Türkiye’de opera-bale ve seslendirme kurumları

        Günümüzde, Kültür Bakanlığı bünyesindeki Devlet Opera ve Balesi Genel Müdürlüğü’ne bağlı 6 opera ve bale kurumumuz vardır. Kuruluş sırasına göre bu kurumlar şöyle sayılabilir:

       Ankara Devlet Opera ve Balesi, İstanbul Devlet Opera ve Balesi, İzmir Devlet Opera ve Balesi, Mersin Devlet Opera ve Balesi, Antalya Devlet Opera ve Balesi, Samsun Devlet Opera ve Balesi.

       Türkiye, uluslararası düzeyde başarı kazanmış opera solistleri yetiştirmiştir. Bu alanda önde gelen sanatçılarımız arasında Leyla Gencer (soprano), Suna Korat (soprano), Ayhan Baran (bas) vardır.

       Dans sanatçısı Meriç Sümen, bale sanatının gelişmiş olduğu ülkelerde sahneye çıkarak başarı kazanmış bir sanatçımızdır.

*

       Günümüzde, Kültür Bakanlığı’na bağlı olarak yerleşik ve düzenli konserler sunan senfoni orkestralarımız kuruluş tarihleriyle şunlardır:

       Ankara’daki Cumhurbaşkanlığı Senfoni Orkestrası (yeni yasası 1957), İstanbul Devlet Senfoni Orkestrası (1972), İzmir Devlet Senfoni Orkestrası (1974), Çukurova Devlet Senfoni Orkestrası (Adana, 1991), Antalya Devlet Senfoni Orkestrası (1996), Bursa Devlet Bölge Senfoni Orkestrası (1999).

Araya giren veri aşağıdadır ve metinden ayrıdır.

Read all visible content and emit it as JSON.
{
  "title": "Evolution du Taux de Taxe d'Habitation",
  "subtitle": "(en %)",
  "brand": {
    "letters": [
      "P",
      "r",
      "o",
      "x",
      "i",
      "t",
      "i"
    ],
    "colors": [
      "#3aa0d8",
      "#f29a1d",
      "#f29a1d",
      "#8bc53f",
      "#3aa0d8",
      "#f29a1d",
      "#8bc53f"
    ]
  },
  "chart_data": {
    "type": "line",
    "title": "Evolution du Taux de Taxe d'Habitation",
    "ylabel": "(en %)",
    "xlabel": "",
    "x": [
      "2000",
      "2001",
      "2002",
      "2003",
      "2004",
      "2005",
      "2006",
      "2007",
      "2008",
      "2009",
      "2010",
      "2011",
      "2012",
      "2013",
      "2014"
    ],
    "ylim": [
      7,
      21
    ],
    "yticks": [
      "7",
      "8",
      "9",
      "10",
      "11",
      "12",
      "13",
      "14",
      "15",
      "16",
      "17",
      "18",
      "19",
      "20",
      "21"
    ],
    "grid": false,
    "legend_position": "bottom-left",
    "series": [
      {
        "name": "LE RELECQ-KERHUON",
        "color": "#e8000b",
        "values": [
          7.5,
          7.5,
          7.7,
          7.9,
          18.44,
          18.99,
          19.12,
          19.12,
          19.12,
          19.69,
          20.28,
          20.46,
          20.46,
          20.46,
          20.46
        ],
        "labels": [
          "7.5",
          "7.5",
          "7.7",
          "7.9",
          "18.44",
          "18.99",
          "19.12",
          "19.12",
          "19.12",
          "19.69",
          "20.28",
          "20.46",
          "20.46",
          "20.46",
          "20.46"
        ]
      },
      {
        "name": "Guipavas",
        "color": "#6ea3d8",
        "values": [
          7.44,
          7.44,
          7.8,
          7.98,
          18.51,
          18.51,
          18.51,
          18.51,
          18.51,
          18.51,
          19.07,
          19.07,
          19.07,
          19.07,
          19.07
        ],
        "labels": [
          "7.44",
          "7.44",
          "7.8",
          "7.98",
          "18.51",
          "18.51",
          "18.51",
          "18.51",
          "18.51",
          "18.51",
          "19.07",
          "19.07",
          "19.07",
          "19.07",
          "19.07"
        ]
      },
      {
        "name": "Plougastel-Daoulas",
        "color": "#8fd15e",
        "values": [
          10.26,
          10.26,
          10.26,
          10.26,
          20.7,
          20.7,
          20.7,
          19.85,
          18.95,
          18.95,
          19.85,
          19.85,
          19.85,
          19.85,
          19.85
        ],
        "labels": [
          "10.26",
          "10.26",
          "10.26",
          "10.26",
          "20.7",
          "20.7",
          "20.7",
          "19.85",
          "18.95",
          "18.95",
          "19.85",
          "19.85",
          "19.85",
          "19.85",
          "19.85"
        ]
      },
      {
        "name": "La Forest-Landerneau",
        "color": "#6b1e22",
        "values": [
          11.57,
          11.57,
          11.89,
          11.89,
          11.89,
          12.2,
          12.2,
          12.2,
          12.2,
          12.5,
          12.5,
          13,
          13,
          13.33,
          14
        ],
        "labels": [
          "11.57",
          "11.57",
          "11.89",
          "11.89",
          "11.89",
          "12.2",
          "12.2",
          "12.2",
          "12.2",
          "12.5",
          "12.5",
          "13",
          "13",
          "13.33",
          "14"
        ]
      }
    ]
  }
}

       Köklü bir orkestramız olan Cumhurbaşkanlığı Senfoni Orkestrası, özellikle Alman sanatçı Dr. Ernst Praetorius’un şef olarak görev yaptığı dönemde (1939-1946) ve yine Alman bir şef olan Prof. Gotthold Ephraim Lessing döneminde (1963-1971) hem dünya ölçeğinde düzey kazanmış hem de repertuvarını zenginleştirmiştir. Bu değerli yabancı şefler, Türk bestecilerin eserlerinin seslendirilmesine önem vermiş, ayrıca Cumhurbaşkanlığı Senfoni Orkestrası yurt dışında başarılı turneler gerçekleştirmiştir. 1960’lı ve 1970’li yıllarda, birçok ilimizde toplam binden fazla konser veren CSO’yu çok sayıda yabancı şef yönetmiş ve orkestramız ünlü solistlere eşlik etmiştir.

       Senfoni orkestralarımız, yerli ve yabancı solistler ve orkestra şefleriyle işbirliğini geliştirerek konserlerini düzenli biçimde sürdürmektedir.

       Geçmişten günümüze, başarı kazanan orkestra şeflerimiz şu isimlerden oluşur: Hikmet Şimşek, Koral Çalgan, Gürer Aykal, Erol Erdinç, Rengim Gökmen, Cem Mansur, İbrahim Yazıcı, Naci Özgüç, Emin Güven Yaşlıçam, Ender Sakpınar, İnci Özdil, Orhan Şallıel, Nezih Seçkin.

*

       Ankara ve İstanbul Radyoları, daha sonra TRT, çalgı müziği ve koro müziği alanlarında değerli topluluklar kurmuştur. İstanbul’da Cemal Reşit Rey’in yönettiği Radyo Senfoni Orkestrası’nın yanı sıra, Ankara’da Gürer Aykal’ın yönettiği TRT Oda Orkestrası, konserleri ve ses kayıtlarıyla müzik yaşamımızda iz bırakmıştır.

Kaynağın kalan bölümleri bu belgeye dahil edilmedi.